A: Good question! One way to think of it though is that cold is the absence of heat. A body will come into thermal equilibrium with its surroundings. So at normal temperatures, a hot body will cool off if it's in a cooler environment. This is fine for hot objects and room temperature environments. In that case, it is much easier to heat sense object cools on its own. However, sometimes you want to cool objects to many degrees below room temperature. Maybe even 270 degrees below zero! Here you must cool the object itself or make an environment that is that cold. Hence in cases like this, cooling an object requires a lot of effort and energy.
A: Perhaps in a simpler way...


*

*The second law of thermodynamics basically states that entropy tends to grow.

*Entropy is a complex term to understand because it imply changes, but a good notion can be grasped thinking of it as "energy dispersal". Therefore, the second law states that "energy tends to disperse". 

*Hot has more energy than cold (yes, in adequate conditions). So, if you put two bodies in contact, heat will flow from the hot body to the cold one and not inversely. Why? Because the hot body has more energy than the cold one, and "energy tends to disperse".

*If you try to cool a body, you are basically trying to extract its energy. This can be done only if you concentrate its energy on a second body. But that's against the law! (well, the 2nd of thermodynamics). That is what cooling things is difficult. 

*The only way to concentrate dispersed energy is by using more energy. You can profit from the fact that gases expanding absorb heat (due to volume increase), or in other words, expanding gases take energy as heat. So, put your body and an expanding gas in contact. Voilà!... Seems you didn't used more energy. But wait... How did you got pressurized gas? There it is. You invested energy in putting it under pressure. 
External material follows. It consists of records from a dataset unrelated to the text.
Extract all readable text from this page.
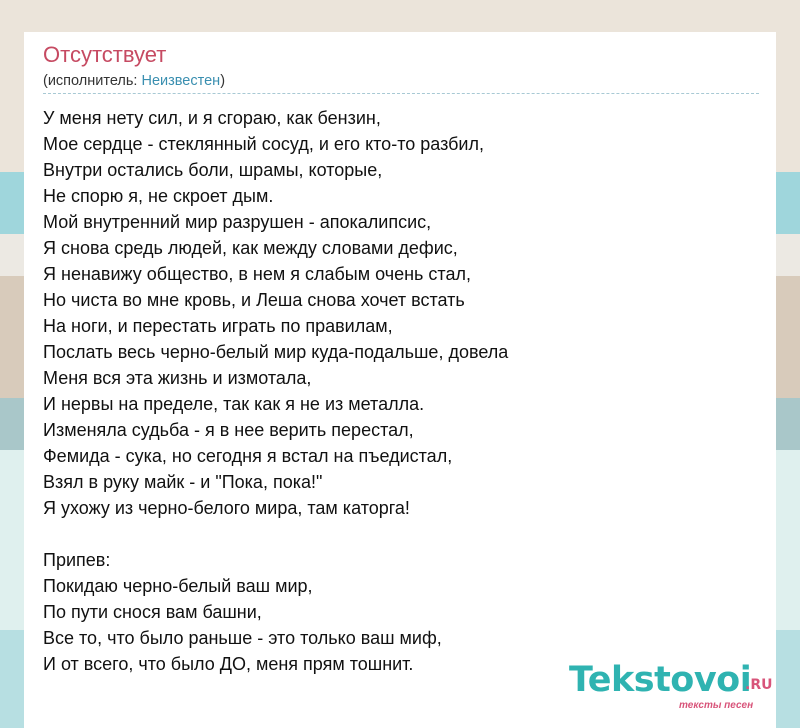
Отсутствует
(исполнитель: Неизвестен)
У меня нету сил, и я сгораю, как бензин,
Мое сердце - стеклянный сосуд, и его кто-то разбил,
Внутри остались боли, шрамы, которые,
Не спорю я, не скроет дым.
Мой внутренний мир разрушен - апокалипсис,
Я снова средь людей, как между словами дефис,
Я ненавижу общество, в нем я слабым очень стал,
Но чиста во мне кровь, и Леша снова хочет встать
На ноги, и перестать играть по правилам,
Послать весь черно-белый мир куда-подальше, довела
Меня вся эта жизнь и измотала,
И нервы на пределе, так как я не из металла.
Изменяла судьба - я в нее верить перестал,
Фемида - сука, но сегодня я встал на пъедистал,
Взял в руку майк - и "Пока, пока!"
Я ухожу из черно-белого мира, там каторга!
Припев:
Покидаю черно-белый ваш мир,
По пути снося вам башни,
Все то, что было раньше - это только ваш миф,
И от всего, что было ДО, меня прям тошнит.	Tekstovoi
.RU
тексты песен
This means that if you leave the door of your refrigerator opened in order to cool your home, you will end up with a hotter place. Concentrating energy requires more energy. That's difficult for us. And that's why you can't cool a body down to 0 Kelvin using this method (or others): any expanding gas will always have some energy.
A: From the Newton law of cooling the rate of heat observe by the body  dQ is directly proportion to the difference in the surrounding temperature (Q1 - Q2) where  Q1 is the temperature of the  surrounding  and Q2 is the temperature of body so the cold body have rate of observation high and it temperature increases rapidly   and  so we can not keep the cool object for  long time but for  heating  process we have different source that helps to easily generate heat....
A: Heating increases disorder and cooling decreases it. The latter will always be more difficult purely due to statistics.